= Increased limit factor =

Increased limit factors or ILFs are multiplicative factors that are applied to premiums for "basic" limits of coverage to determine premiums for higher limits of coverage. They are commonly used in casualty insurance pricing.

==Overview==

Often, limited data is available to determine appropriate charges for high limits of insurance. In order to price policies with high limits of insurance adequately, actuaries may first determine a "basic limit" premium and then apply increased limits factors. The basic limit is a lower limit of liability under which there is a more credible amount of data.

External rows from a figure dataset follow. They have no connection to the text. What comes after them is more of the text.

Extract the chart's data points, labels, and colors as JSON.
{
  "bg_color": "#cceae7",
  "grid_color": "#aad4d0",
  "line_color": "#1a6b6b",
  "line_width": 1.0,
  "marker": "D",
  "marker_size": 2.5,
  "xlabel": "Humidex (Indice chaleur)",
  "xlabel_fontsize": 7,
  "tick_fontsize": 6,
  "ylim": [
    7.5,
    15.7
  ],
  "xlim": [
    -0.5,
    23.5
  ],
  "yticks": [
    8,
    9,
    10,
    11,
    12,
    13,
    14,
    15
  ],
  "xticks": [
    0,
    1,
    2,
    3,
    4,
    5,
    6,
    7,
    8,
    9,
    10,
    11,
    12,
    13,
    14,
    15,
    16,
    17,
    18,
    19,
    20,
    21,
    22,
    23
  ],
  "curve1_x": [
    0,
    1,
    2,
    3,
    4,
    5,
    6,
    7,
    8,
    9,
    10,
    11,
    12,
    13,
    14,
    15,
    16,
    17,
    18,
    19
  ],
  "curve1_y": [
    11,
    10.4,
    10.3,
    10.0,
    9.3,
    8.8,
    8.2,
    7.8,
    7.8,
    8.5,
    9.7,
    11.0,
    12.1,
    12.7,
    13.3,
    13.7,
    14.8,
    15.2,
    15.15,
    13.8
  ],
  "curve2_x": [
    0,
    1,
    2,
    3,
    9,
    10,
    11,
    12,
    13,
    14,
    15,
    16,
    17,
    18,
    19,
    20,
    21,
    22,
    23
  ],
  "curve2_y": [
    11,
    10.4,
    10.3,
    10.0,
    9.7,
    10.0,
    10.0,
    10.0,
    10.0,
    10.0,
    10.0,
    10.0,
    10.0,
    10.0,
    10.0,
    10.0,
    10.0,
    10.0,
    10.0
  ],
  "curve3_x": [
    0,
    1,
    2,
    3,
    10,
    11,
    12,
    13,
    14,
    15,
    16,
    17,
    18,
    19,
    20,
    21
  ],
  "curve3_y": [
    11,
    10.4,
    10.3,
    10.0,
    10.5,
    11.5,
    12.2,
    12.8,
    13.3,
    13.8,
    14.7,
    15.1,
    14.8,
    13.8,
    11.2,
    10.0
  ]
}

For example, basic limit loss costs or rates may be calculated for many territories and classes of business. At a relatively low limit of liability, such as $100,000, there may be a high volume of data that can be used to derive those rates. For higher limits, there may be a credible volume of data at the countrywide level but not much data available for individual territories or classes. Increased limit factors can be derived at the countrywide level (or some other broad grouping) and then applied to the basic limit rates to arrive at rates for higher limits of liability.

==Formula==
An increased limit factor (ILF) at limit L relative to basic limit B can be defined as

$ILF(L) = \dfrac{Expected\ indemnity\ cost(L) + ALAE(L) + ULAE(L) + RL(L)}{Expected\ indemnity\ cost(B) + ALAE(B) + ULAE(B) + RL(B)}$

where ALAE is the allocated loss adjustment expense provision, ULAE is the unallocated loss adjustment expense provision, and RL is the risk load provision.

An indemnity-only ILF can be expressed as

$ILF(L) = \dfrac{Expected\ indemnity\ cost(L)}{Expected\ indemnity\ cost(B)} = \dfrac{Expected\ frequency(L) * Expected\ severity(L)}{Expected\ frequency(B) * Expected\ severity(B)}$

Often, frequency is assumed to be independent of the policy limit, in which case the formula can be simplified to

$ILF(L) = \dfrac{Expected\ severity(L)}{Expected\ severity(B)}$

The expected severity at each limit is often referred to as "limited average severity," or LAS.

==Examples==

In the United States, many insurers use ILFs published by the Insurance Services Office, a division of Verisk.